Through the window Woolf had views towards the Sussex Downs and Mount Caburn. The lodge also had a brick seating area in front of it on which she and friends and family would sit and watch games of bowls on the lawn in front of it and the Sussex Downs as a backdrop. During the Battle of Britain in the second world war, the German planes flew low enough over their home that they could make out the swastikas. “Bombs shook the window of my lodge,” she wrote, another echo of A Room of One’s Own, which also discusses women living in dangerous surroundings.
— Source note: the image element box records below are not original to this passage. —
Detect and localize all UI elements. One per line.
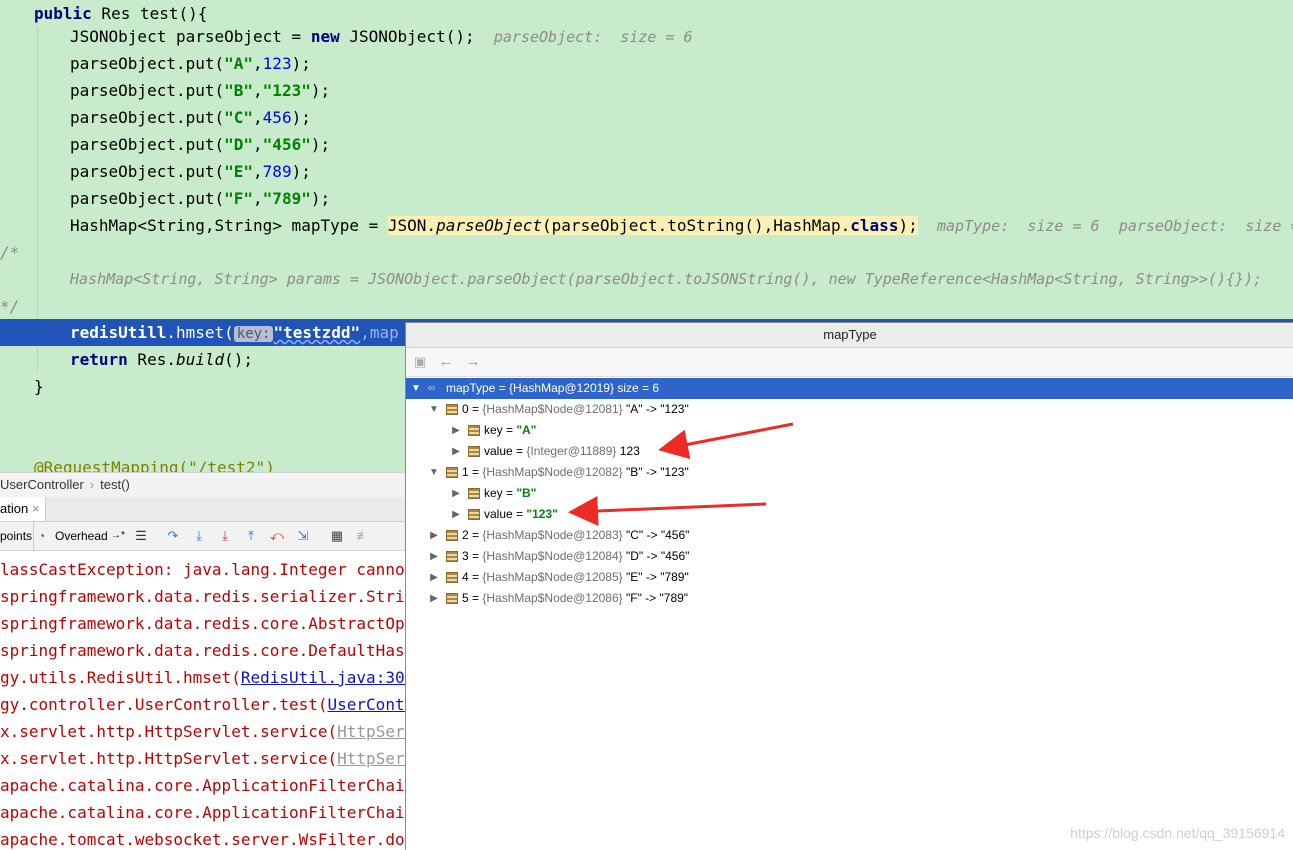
evaluate-expression-icon[interactable]: ▦ bbox=[329, 528, 345, 544]
closing-brace: } bbox=[34, 377, 44, 396]
code-line-put[interactable]: parseObject.put("C",456); bbox=[70, 104, 311, 131]
pin-icon[interactable]: ▣ bbox=[414, 354, 426, 369]
overhead-tab[interactable]: Overhead bbox=[55, 522, 108, 550]
forward-icon[interactable]: → bbox=[466, 353, 481, 370]
chevron-right-icon[interactable]: ▶ bbox=[428, 567, 440, 588]
console-line: apache.catalina.core.ApplicationFilterCh… bbox=[0, 776, 405, 795]
console-output[interactable]: lassCastException: java.lang.Integer can… bbox=[0, 551, 405, 849]
breadcrumb-class[interactable]: UserController bbox=[0, 477, 84, 492]
comment-open: /* bbox=[0, 243, 20, 262]
breakpoints-tab[interactable]: points bbox=[0, 522, 32, 550]
field-icon bbox=[468, 425, 480, 436]
field-icon bbox=[446, 467, 458, 478]
tree-row[interactable]: ▼ 0 = {HashMap$Node@12081} "A" -> "123" bbox=[406, 399, 1293, 420]
code-line-hmset[interactable]: redisUtill.hmset(key: "testzdd",map bbox=[70, 319, 399, 346]
field-icon bbox=[446, 530, 458, 541]
field-icon bbox=[446, 593, 458, 604]
popup-title: mapType bbox=[406, 323, 1293, 348]
code-line-new-jsonobject[interactable]: JSONObject parseObject = new JSONObject(… bbox=[70, 23, 693, 50]
debug-tab-bar: ation × bbox=[0, 497, 405, 522]
breadcrumb-method[interactable]: test() bbox=[100, 477, 130, 492]
step-into-icon[interactable]: ⤓ bbox=[191, 528, 207, 544]
code-line-put[interactable]: parseObject.put("D","456"); bbox=[70, 131, 330, 158]
drop-frame-icon[interactable]: ⤺ bbox=[269, 528, 285, 544]
console-line: lassCastException: java.lang.Integer can… bbox=[0, 560, 405, 579]
field-icon bbox=[446, 404, 458, 415]
comment-close: */ bbox=[0, 297, 20, 316]
trace-icon[interactable]: ≢ bbox=[355, 528, 371, 544]
field-icon bbox=[468, 509, 480, 520]
breadcrumb-separator: › bbox=[89, 477, 95, 492]
chevron-down-icon[interactable]: ▼ bbox=[428, 462, 440, 483]
back-icon[interactable]: ← bbox=[438, 353, 453, 370]
run-to-cursor-icon[interactable]: ⇲ bbox=[295, 528, 311, 544]
chevron-right-icon[interactable]: ▶ bbox=[450, 420, 462, 441]
tree-row[interactable]: ▶ key = "B" bbox=[406, 483, 1293, 504]
force-step-into-icon[interactable]: ⤓ bbox=[217, 528, 233, 544]
gauge-icon: ◔ bbox=[38, 529, 46, 543]
console-line: springframework.data.redis.core.DefaultH… bbox=[0, 641, 405, 660]
tree-row[interactable]: ▶ value = {Integer@11889} 123 bbox=[406, 441, 1293, 462]
chevron-down-icon[interactable]: ▼ bbox=[410, 378, 422, 399]
breadcrumb: UserController › test() bbox=[0, 472, 405, 498]
annotation-line[interactable]: @RequestMapping("/test2") bbox=[34, 454, 275, 472]
code-line-put[interactable]: parseObject.put("A",123); bbox=[70, 50, 311, 77]
step-out-icon[interactable]: ⤒ bbox=[243, 528, 259, 544]
console-line: apache.tomcat.websocket.server.WsFilter.… bbox=[0, 830, 405, 849]
tree-row[interactable]: ▼ 1 = {HashMap$Node@12082} "B" -> "123" bbox=[406, 462, 1293, 483]
close-icon[interactable]: × bbox=[32, 501, 40, 516]
code-line-put[interactable]: parseObject.put("F","789"); bbox=[70, 185, 330, 212]
code-line-put[interactable]: parseObject.put("B","123"); bbox=[70, 77, 330, 104]
chevron-right-icon[interactable]: ▶ bbox=[450, 504, 462, 525]
console-line: gy.utils.RedisUtil.hmset(RedisUtil.java:… bbox=[0, 664, 405, 691]
chevron-right-icon[interactable]: ▶ bbox=[428, 525, 440, 546]
field-icon bbox=[446, 572, 458, 583]
field-icon bbox=[446, 551, 458, 562]
tree-row[interactable]: ▶ 4 = {HashMap$Node@12085} "E" -> "789" bbox=[406, 567, 1293, 588]
console-line: springframework.data.redis.core.Abstract… bbox=[0, 614, 405, 633]
console-line: x.servlet.http.HttpServlet.service(HttpS… bbox=[0, 745, 405, 772]
debug-toolbar: points ◔ Overhead →* ☰ ↷ ⤓ ⤓ ⤒ ⤺ ⇲ ▦ ≢ bbox=[0, 522, 405, 551]
inline-debug-hint: mapType: size = 6 bbox=[936, 217, 1100, 235]
inline-debug-hint: parseObject: size = 6 bbox=[1118, 217, 1293, 235]
console-line: springframework.data.redis.serializer.St… bbox=[0, 587, 405, 606]
stack-trace-link[interactable]: RedisUtil.java:307 bbox=[241, 668, 405, 687]
field-icon bbox=[468, 488, 480, 499]
tree-row[interactable]: ▶ value = "123" bbox=[406, 504, 1293, 525]
tree-row[interactable]: ▶ 3 = {HashMap$Node@12084} "D" -> "456" bbox=[406, 546, 1293, 567]
watch-icon: ∞ bbox=[428, 383, 436, 394]
stack-trace-link[interactable]: UserControl bbox=[328, 695, 405, 714]
stack-trace-link[interactable]: HttpServle bbox=[337, 722, 405, 741]
tree-row-root[interactable]: ▼ ∞ mapType = {HashMap@12019} size = 6 bbox=[406, 378, 1293, 399]
chevron-right-icon[interactable]: ▶ bbox=[450, 483, 462, 504]
tab-debug-configuration[interactable]: ation × bbox=[0, 497, 47, 521]
step-over-icon[interactable]: ↷ bbox=[165, 528, 181, 544]
menu-icon[interactable]: ☰ bbox=[133, 528, 149, 544]
tree-row[interactable]: ▶ key = "A" bbox=[406, 420, 1293, 441]
chevron-right-icon[interactable]: ▶ bbox=[428, 588, 440, 609]
console-line: x.servlet.http.HttpServlet.service(HttpS… bbox=[0, 718, 405, 745]
watermark: https://blog.csdn.net/qq_39156914 bbox=[1070, 825, 1285, 841]
tree-row[interactable]: ▶ 5 = {HashMap$Node@12086} "F" -> "789" bbox=[406, 588, 1293, 609]
chevron-down-icon[interactable]: ▼ bbox=[428, 399, 440, 420]
commented-code-line: HashMap<String, String> params = JSONObj… bbox=[70, 270, 1263, 288]
parameter-hint: key: bbox=[233, 326, 274, 342]
inline-debug-hint: parseObject: size = 6 bbox=[493, 28, 693, 46]
tree-row[interactable]: ▶ 2 = {HashMap$Node@12083} "C" -> "456" bbox=[406, 525, 1293, 546]
variable-inspector-popup[interactable]: mapType ▣ ← → ▼ ∞ mapType = {HashMap@120… bbox=[405, 322, 1293, 850]
stack-trace-link[interactable]: HttpServle bbox=[337, 749, 405, 768]
code-line-put[interactable]: parseObject.put("E",789); bbox=[70, 158, 311, 185]
console-line: apache.catalina.core.ApplicationFilterCh… bbox=[0, 803, 405, 822]
code-line-return[interactable]: return Res.build(); bbox=[70, 346, 253, 373]
code-line-parse-object[interactable]: HashMap<String,String> mapType = JSON.pa… bbox=[70, 212, 1293, 239]
chevron-right-icon[interactable]: ▶ bbox=[450, 441, 462, 462]
field-icon bbox=[468, 446, 480, 457]
chevron-right-icon[interactable]: ▶ bbox=[428, 546, 440, 567]
popup-toolbar: ▣ ← → bbox=[406, 348, 1293, 377]
console-line: gy.controller.UserController.test(UserCo… bbox=[0, 691, 405, 718]
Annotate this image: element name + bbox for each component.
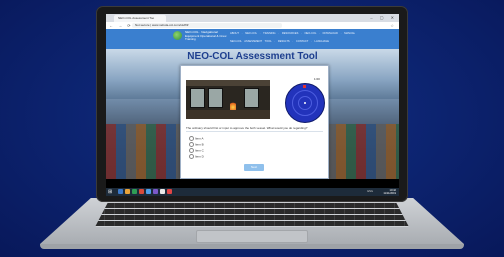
touchpad bbox=[196, 230, 308, 243]
site-logo[interactable] bbox=[173, 31, 182, 40]
divider bbox=[186, 131, 323, 132]
main-nav[interactable]: ABOUT · NEO-COL · TRAINING · RESOURCES ·… bbox=[230, 32, 355, 35]
secondary-nav[interactable]: NEO-COL ASSESSMENT TOOL · RESULTS · CONT… bbox=[230, 40, 329, 43]
answer-label: Item B bbox=[195, 142, 204, 147]
laptop-front-edge bbox=[40, 244, 464, 249]
browser-tab-bar: NEO-COL Assessment Too – ▢ ✕ bbox=[106, 14, 399, 22]
radio-icon[interactable] bbox=[189, 154, 194, 159]
brand-line-3: Training bbox=[185, 37, 196, 42]
timer: 1:00 bbox=[314, 77, 320, 81]
app-icon[interactable] bbox=[160, 189, 165, 194]
answer-label: Item C bbox=[195, 148, 204, 153]
browser-tab[interactable]: NEO-COL Assessment Too bbox=[114, 15, 166, 22]
site-header: NEO-COL · Navigational Equipment Operati… bbox=[106, 29, 399, 49]
tray-language[interactable]: ENG bbox=[367, 190, 373, 193]
app-icon[interactable] bbox=[146, 189, 151, 194]
answer-label: Item D bbox=[195, 154, 204, 159]
app-icon[interactable] bbox=[167, 189, 172, 194]
bridge-window bbox=[244, 88, 259, 108]
system-clock[interactable]: 10:42 11/11/2019 bbox=[383, 189, 396, 195]
radar-display bbox=[285, 83, 325, 123]
windows-icon[interactable]: ⊞ bbox=[108, 189, 114, 195]
question-text: The ordinary should first or input to ap… bbox=[186, 126, 308, 130]
folder-icon[interactable] bbox=[125, 189, 130, 194]
taskbar: ⊞ ENG 10:42 11/11/2019 bbox=[106, 188, 399, 196]
bridge-view-image bbox=[186, 80, 270, 119]
answer-option[interactable]: Item D bbox=[189, 154, 204, 159]
next-button[interactable]: Next bbox=[244, 164, 264, 171]
bridge-floor bbox=[186, 110, 270, 119]
assessment-modal: 1:00 The ordinary should first or input … bbox=[180, 65, 329, 179]
answer-label: Item A bbox=[195, 136, 204, 141]
radio-icon[interactable] bbox=[189, 148, 194, 153]
radar-center bbox=[304, 102, 306, 104]
navigation-icons[interactable]: ← → ⟳ bbox=[109, 22, 133, 29]
app-icon[interactable] bbox=[153, 189, 158, 194]
laptop-screen: NEO-COL Assessment Too – ▢ ✕ ← → ⟳ Not s… bbox=[106, 14, 399, 196]
window-controls[interactable]: – ▢ ✕ bbox=[370, 15, 397, 20]
answer-option[interactable]: Item C bbox=[189, 148, 204, 153]
bookmark-star-icon[interactable]: ☆ bbox=[390, 22, 394, 29]
bridge-window bbox=[208, 88, 223, 108]
url-field[interactable]: Not secure | www.nebula-col.com/stuff/# bbox=[132, 23, 282, 28]
app-icon[interactable] bbox=[139, 189, 144, 194]
app-icon[interactable] bbox=[132, 189, 137, 194]
page-title: NEO-COL Assessment Tool bbox=[187, 51, 318, 62]
light-source bbox=[230, 101, 236, 110]
clock-date: 11/11/2019 bbox=[383, 192, 396, 195]
answer-option[interactable]: Item B bbox=[189, 142, 204, 147]
radio-icon[interactable] bbox=[189, 136, 194, 141]
search-icon[interactable] bbox=[118, 189, 123, 194]
answer-option[interactable]: Item A bbox=[189, 136, 204, 141]
bridge-ceiling bbox=[186, 80, 270, 86]
site-brand: NEO-COL · Navigational Equipment Operati… bbox=[185, 30, 226, 42]
radar-target bbox=[303, 85, 306, 88]
keyboard-rows bbox=[95, 203, 409, 227]
radio-icon[interactable] bbox=[189, 142, 194, 147]
bridge-window bbox=[190, 88, 205, 108]
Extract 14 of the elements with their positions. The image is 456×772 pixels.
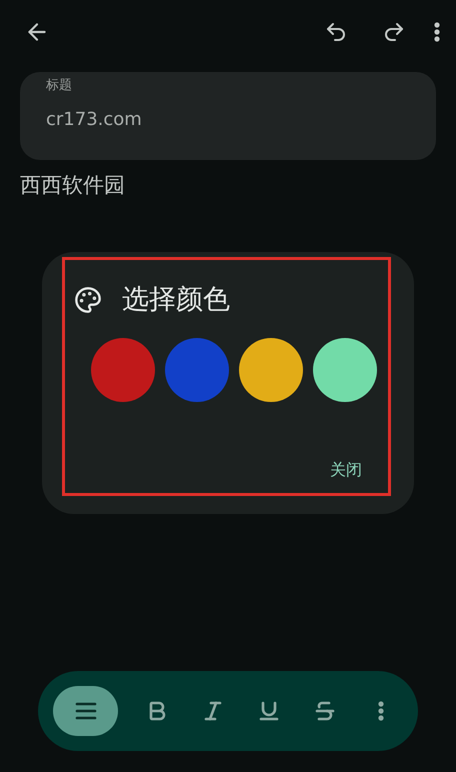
field-label: 标题 bbox=[46, 77, 73, 95]
note-body: 西西软件园 bbox=[20, 172, 126, 199]
title-field[interactable]: 标题 cr173.com bbox=[20, 72, 436, 160]
field-value: cr173.com bbox=[46, 108, 143, 132]
close-button[interactable]: 关闭 bbox=[330, 458, 362, 482]
more-icon bbox=[378, 701, 384, 721]
underline-icon bbox=[257, 699, 281, 723]
strikethrough-icon bbox=[313, 699, 337, 723]
format-button[interactable] bbox=[53, 686, 118, 736]
dialog-title: 选择颜色 bbox=[122, 282, 230, 316]
more-icon bbox=[434, 22, 440, 42]
redo-icon bbox=[382, 20, 406, 44]
undo-icon bbox=[324, 20, 348, 44]
palette-icon bbox=[74, 286, 102, 314]
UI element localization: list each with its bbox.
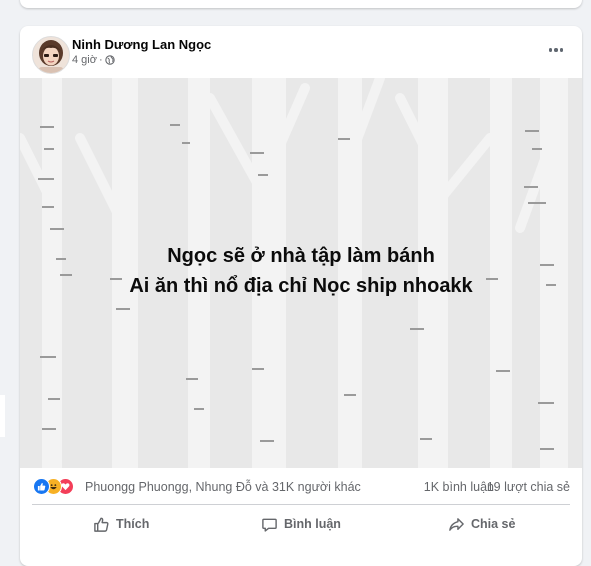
reaction-icons[interactable]: [33, 478, 81, 495]
like-button[interactable]: Thích: [93, 508, 149, 540]
reaction-summary[interactable]: Phuongg Phuongg, Nhung Đỗ và 31K người k…: [85, 480, 361, 494]
thumbs-up-icon: [94, 517, 109, 532]
divider: [32, 504, 570, 505]
post-meta: 4 giờ ·: [72, 54, 115, 66]
like-label: Thích: [116, 517, 150, 531]
comment-icon: [262, 518, 277, 532]
image-caption: Ngọc sẽ ở nhà tập làm bánh Ai ăn thì nổ …: [20, 241, 582, 301]
comment-label: Bình luận: [284, 517, 341, 531]
globe-icon[interactable]: [104, 55, 115, 65]
reaction-stats: Phuongg Phuongg, Nhung Đỗ và 31K người k…: [20, 468, 582, 504]
left-edge: [0, 395, 5, 437]
more-horizontal-icon[interactable]: [544, 40, 568, 60]
share-count[interactable]: 19 lượt chia sẻ: [487, 480, 570, 494]
share-label: Chia sẻ: [471, 517, 516, 531]
author-name[interactable]: Ninh Dương Lan Ngọc: [72, 37, 211, 52]
comment-button[interactable]: Bình luận: [261, 508, 341, 540]
like-icon: [33, 478, 50, 495]
comment-count[interactable]: 1K bình luận: [424, 480, 494, 494]
post-actions: Thích Bình luận Chia sẻ: [20, 508, 582, 546]
post-card: Ninh Dương Lan Ngọc 4 giờ · Ngọc sẽ ở nh…: [20, 26, 582, 566]
image-caption-line-1: Ngọc sẽ ở nhà tập làm bánh: [167, 245, 435, 267]
previous-post-card: [20, 0, 582, 8]
image-caption-line-2: Ai ăn thì nổ địa chỉ Nọc ship nhoakk: [129, 275, 473, 297]
avatar[interactable]: [32, 36, 70, 74]
share-icon: [449, 517, 464, 531]
post-header: Ninh Dương Lan Ngọc 4 giờ ·: [20, 26, 582, 78]
avatar-image: [33, 37, 69, 73]
share-button[interactable]: Chia sẻ: [448, 508, 515, 540]
post-image[interactable]: Ngọc sẽ ở nhà tập làm bánh Ai ăn thì nổ …: [20, 78, 582, 468]
post-time[interactable]: 4 giờ: [72, 54, 97, 66]
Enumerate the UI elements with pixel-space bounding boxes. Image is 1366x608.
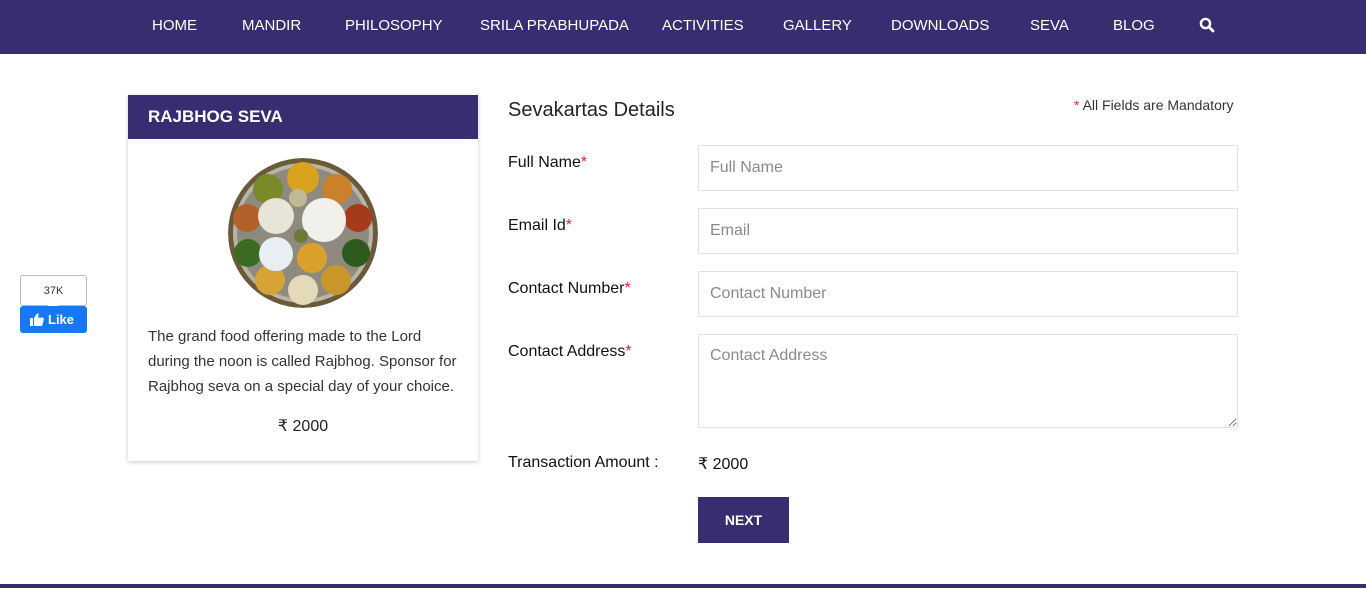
nav-mandir[interactable]: MANDIR — [242, 17, 301, 34]
contact-number-label-text: Contact Number — [508, 280, 625, 297]
nav-downloads[interactable]: DOWNLOADS — [891, 17, 989, 34]
contact-number-label: Contact Number* — [508, 280, 631, 298]
required-mark: * — [625, 343, 632, 360]
facebook-like-button[interactable]: Like — [20, 306, 87, 333]
required-mark: * — [624, 280, 631, 297]
like-count: 37K — [20, 275, 87, 306]
search-icon[interactable] — [1199, 17, 1215, 33]
nav-seva[interactable]: SEVA — [1030, 17, 1069, 34]
transaction-amount-value: ₹ 2000 — [698, 456, 749, 473]
full-name-input[interactable] — [698, 145, 1238, 191]
contact-address-label: Contact Address* — [508, 343, 632, 361]
facebook-like-widget: 37K Like — [20, 275, 87, 333]
required-mark: * — [565, 217, 573, 234]
email-input[interactable] — [698, 208, 1238, 254]
footer-divider — [0, 584, 1366, 588]
seva-card-title: RAJBHOG SEVA — [148, 107, 283, 126]
mandatory-text: All Fields are Mandatory — [1079, 97, 1234, 113]
nav-gallery[interactable]: GALLERY — [783, 17, 852, 34]
full-name-label: Full Name* — [508, 154, 587, 172]
required-mark: * — [580, 154, 588, 171]
mandatory-note: * All Fields are Mandatory — [1074, 97, 1234, 113]
seva-card: RAJBHOG SEVA The grand food offering mad… — [128, 95, 478, 461]
nav-srila-prabhupada[interactable]: SRILA PRABHUPADA — [480, 17, 629, 34]
seva-price: ₹ 2000 — [277, 418, 329, 435]
full-name-label-text: Full Name — [508, 154, 581, 171]
nav-home[interactable]: HOME — [152, 17, 197, 34]
nav-activities[interactable]: ACTIVITIES — [662, 17, 744, 34]
seva-description: The grand food offering made to the Lord… — [148, 328, 457, 395]
nav-philosophy[interactable]: PHILOSOPHY — [345, 17, 443, 34]
top-navbar: HOME MANDIR PHILOSOPHY SRILA PRABHUPADA … — [0, 0, 1366, 54]
contact-address-textarea[interactable] — [698, 334, 1238, 428]
like-label: Like — [48, 312, 75, 327]
contact-address-label-text: Contact Address — [508, 343, 626, 360]
transaction-amount-label: Transaction Amount : — [508, 454, 659, 471]
rajbhog-thali-image — [228, 158, 378, 308]
next-button[interactable]: NEXT — [698, 497, 789, 543]
seva-card-header: RAJBHOG SEVA — [128, 95, 478, 139]
thumbs-up-icon — [30, 313, 44, 326]
nav-blog[interactable]: BLOG — [1113, 17, 1155, 34]
email-label-text: Email Id — [508, 217, 566, 234]
email-label: Email Id* — [508, 217, 572, 235]
form-title: Sevakartas Details — [508, 99, 675, 121]
contact-number-input[interactable] — [698, 271, 1238, 317]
Virginia wrote mainly in the mornings and it was here that she produced Mrs Dalloway, The Waves, and Between the Acts.
Leonard describes her walking out to work at the writing lodge “with the regularity of a stockbroker”. In a letter to her inspirational lover Vita Sackville-West, she describes this commute: “I wake filled with a tremulous yet steady rapture, carry my pitcher full of lucid and deep water across the garden.” And it another letter, to her friend Ethel Smyth, in September 1930 she writes: “[I] shall smell a red rose; shall gently surge across the lawn (I move as if I carried a basket of eggs on my head) light a cigarette, take my writing board on my knee; and let myself down, like a diver, very cautiously into the last sentence I wrote yesterday.”
Leonard also points out that his wife maintained a strict schedule. “We should have felt it to be not merely wrong but unpleasant not to work every morning for seven days a week and for about eleven months of the year,” he wrote. “Every morning, therefore, at about 9.30 after breakfast, each of us, as if moved by a law of unquestioned nature, went off and worked until lunch at 1.” On warm days in the summer, she would also sleep there.